Altern ist mehr als eine Anhäufung von Abschieden und Trauern ist mehr als das Loslassen lieber Verstorbener. Alt zu werden kann mit vielfältigen Verlusterfahrungen einhergehen. Der Studientag richtete sich an Begleiter*innen von alten Menschen, die sie in ihren Trauerprozessen unterstützen wollen und rückte das Altwerden als einen vielschichtigen Prozess und die Trauer als Reaktion auf verschiedenste Arten von Verlusterfahrungen in den Blick der 50 Teilnehmer*innen im Bildungshaus St. Benedikt in Seitenstetten.
Das Impulsreferat von Dr.in Vera Gallistl, Soziologin und Altersforscherin, räumte mit dem Klischeebild von den traurigen Alten auf und skizzierte das Alter als facettenreichen Lebensabschnitt, der heute gut 25 Jahre dauern und immer öfter auch im hohen Alter aktiv gestaltet werden kann. Zugleich wird die menschliche Verletzlichkeit in dieser Zeit auf besondere Weise sichtbar. Dass wir verletzlich sind, ist aber nicht primär Anlass zu Trauer, sondern eine Basis des Verbundenseins mit anderen. In den Verlusterfahrungen, die das Altern auch begleiten können, erweist sich die Trauer als ein Hinweis auf die Verbindungen, die das Leben ausmachen. Riten und gemeinschaftlich geteilte Erfahrungen helfen dabei, Verluste ins Leben zu integrieren. Ein wesentlicher Schlüssel dazu ist, auch im Alter weiter zu lernen und sich weiter als Person zu entwickeln.
Das Impulsreferat von Mag.a Daniela Musiol, Beraterin und Mediatorin, stellte verschiedene Modelle von Phasen bzw. Dimensionen des Trauerprozesses dar und plädierte dafür, auch „entrechtete Trauer“ wahrzunehmen, also Anlässe und Formen von Trauer, die gesellschaftlich nicht anerkannt sind. Gerade beim Älterwerden können Verluste, die von anderen als „nicht so schlimm“ wahrgenommen werden, sehr belastend sein: vom Abschied vom alten Hund als langem Weggefährten bis zum Auszug aus der eigenen Wohnung und zur Auseinandersetzung mit unerfüllt gebliebenen Lebenswünschen. Kraft liege gerade im Alter in der Erinnerung, in die durch bewusstes Erzählen auch die positiven Erfahrungen gehoben werden können. So könne ein Lebensrückblick, der Schönes und Schweres ausbalanciert, stärkend und heilsam sein.

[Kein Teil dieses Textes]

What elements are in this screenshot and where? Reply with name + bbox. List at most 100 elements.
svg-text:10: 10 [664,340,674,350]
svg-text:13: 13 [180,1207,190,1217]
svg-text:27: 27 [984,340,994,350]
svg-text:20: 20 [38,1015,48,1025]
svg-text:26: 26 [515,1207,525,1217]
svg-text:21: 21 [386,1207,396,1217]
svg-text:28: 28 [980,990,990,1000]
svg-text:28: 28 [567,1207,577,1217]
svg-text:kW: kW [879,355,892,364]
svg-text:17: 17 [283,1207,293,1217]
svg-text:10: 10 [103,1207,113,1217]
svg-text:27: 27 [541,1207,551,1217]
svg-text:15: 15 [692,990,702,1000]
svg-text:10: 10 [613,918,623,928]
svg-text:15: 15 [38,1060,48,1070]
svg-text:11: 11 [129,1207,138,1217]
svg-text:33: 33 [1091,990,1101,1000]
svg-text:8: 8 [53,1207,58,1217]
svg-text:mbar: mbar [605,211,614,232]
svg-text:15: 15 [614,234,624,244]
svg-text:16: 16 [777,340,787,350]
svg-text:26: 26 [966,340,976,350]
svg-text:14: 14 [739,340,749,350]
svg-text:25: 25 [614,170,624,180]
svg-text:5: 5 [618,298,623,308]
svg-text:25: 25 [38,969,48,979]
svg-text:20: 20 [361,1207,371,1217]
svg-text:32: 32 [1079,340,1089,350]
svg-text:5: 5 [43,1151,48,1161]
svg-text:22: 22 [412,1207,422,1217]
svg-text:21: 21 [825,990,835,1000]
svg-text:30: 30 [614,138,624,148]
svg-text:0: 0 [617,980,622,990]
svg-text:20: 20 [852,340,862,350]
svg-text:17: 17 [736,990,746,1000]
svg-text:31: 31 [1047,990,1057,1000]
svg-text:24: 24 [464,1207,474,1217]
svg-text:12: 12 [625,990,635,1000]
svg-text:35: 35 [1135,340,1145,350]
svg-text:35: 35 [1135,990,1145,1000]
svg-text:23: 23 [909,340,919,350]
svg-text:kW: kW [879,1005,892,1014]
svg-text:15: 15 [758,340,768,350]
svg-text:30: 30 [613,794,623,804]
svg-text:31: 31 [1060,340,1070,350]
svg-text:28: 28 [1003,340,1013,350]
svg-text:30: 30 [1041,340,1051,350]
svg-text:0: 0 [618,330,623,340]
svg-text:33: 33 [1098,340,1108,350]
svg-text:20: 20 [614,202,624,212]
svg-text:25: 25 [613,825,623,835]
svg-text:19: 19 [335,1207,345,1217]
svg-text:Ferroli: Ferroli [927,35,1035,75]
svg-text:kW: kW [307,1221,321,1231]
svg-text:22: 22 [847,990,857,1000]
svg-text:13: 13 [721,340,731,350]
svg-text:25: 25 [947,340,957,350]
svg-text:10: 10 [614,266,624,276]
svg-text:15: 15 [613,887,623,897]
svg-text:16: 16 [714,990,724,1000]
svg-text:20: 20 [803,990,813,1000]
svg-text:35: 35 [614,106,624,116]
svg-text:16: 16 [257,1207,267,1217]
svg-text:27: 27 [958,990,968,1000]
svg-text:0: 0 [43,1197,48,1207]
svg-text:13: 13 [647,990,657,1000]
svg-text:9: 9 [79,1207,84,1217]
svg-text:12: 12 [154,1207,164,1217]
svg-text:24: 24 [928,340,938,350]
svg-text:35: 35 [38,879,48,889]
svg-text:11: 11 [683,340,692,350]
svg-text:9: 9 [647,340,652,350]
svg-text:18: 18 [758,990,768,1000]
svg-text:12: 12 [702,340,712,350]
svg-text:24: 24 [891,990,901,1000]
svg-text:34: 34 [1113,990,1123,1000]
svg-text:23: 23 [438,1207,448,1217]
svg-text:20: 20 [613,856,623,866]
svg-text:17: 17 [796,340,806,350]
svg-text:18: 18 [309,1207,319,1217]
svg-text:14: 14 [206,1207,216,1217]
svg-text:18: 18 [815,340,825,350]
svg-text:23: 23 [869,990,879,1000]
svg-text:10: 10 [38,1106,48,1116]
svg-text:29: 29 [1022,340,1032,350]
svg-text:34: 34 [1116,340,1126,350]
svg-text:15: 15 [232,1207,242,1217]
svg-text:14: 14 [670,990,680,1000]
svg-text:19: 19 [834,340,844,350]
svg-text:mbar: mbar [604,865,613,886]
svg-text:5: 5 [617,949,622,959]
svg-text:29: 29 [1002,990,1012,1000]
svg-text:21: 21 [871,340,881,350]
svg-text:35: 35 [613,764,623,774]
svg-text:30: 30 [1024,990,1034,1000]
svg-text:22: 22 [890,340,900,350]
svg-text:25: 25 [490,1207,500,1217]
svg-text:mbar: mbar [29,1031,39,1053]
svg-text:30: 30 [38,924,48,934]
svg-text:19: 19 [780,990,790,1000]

In den vier Workshops fand danach eine vertiefende Auseinandersetzung mit konkreten Beispielen aus der Begleitung älterer Menschen sowie mit eigenen Verlust- und Alterserfahrungen statt.
Isabella Ehart, Theologin, verwies auf Spiritualität als Ressource, um in den großen Abschied hineinzuwachsen. Christa Herzberger, Regionalleiterin der Pfarrcaritas, stellte Projekte zur Bekämpfung von Einsamkeit vor. Marianne Pichlmann, Schriftstellerin, Pädagogin und Pastoralassistentin leitete in einer Schreibwerkstatt zur kreativen Annährung an Alter und Trauer an. Gabriele Nemeth von der Caritas-Kompetenzstelle Demenz zeigte Möglichkeiten auf, an Demenz Erkrankte auch in Trauerprozessen hilfreich beizustehen.
Gerti Ziselsberger, Leiterin der Kompetenzstelle Trauer, Lucia Deinhofer, Leitern des Bildungshauses und Veronika Prüller-Jagenteufel, theologische Referentin der Caritas, führten durch den Tag.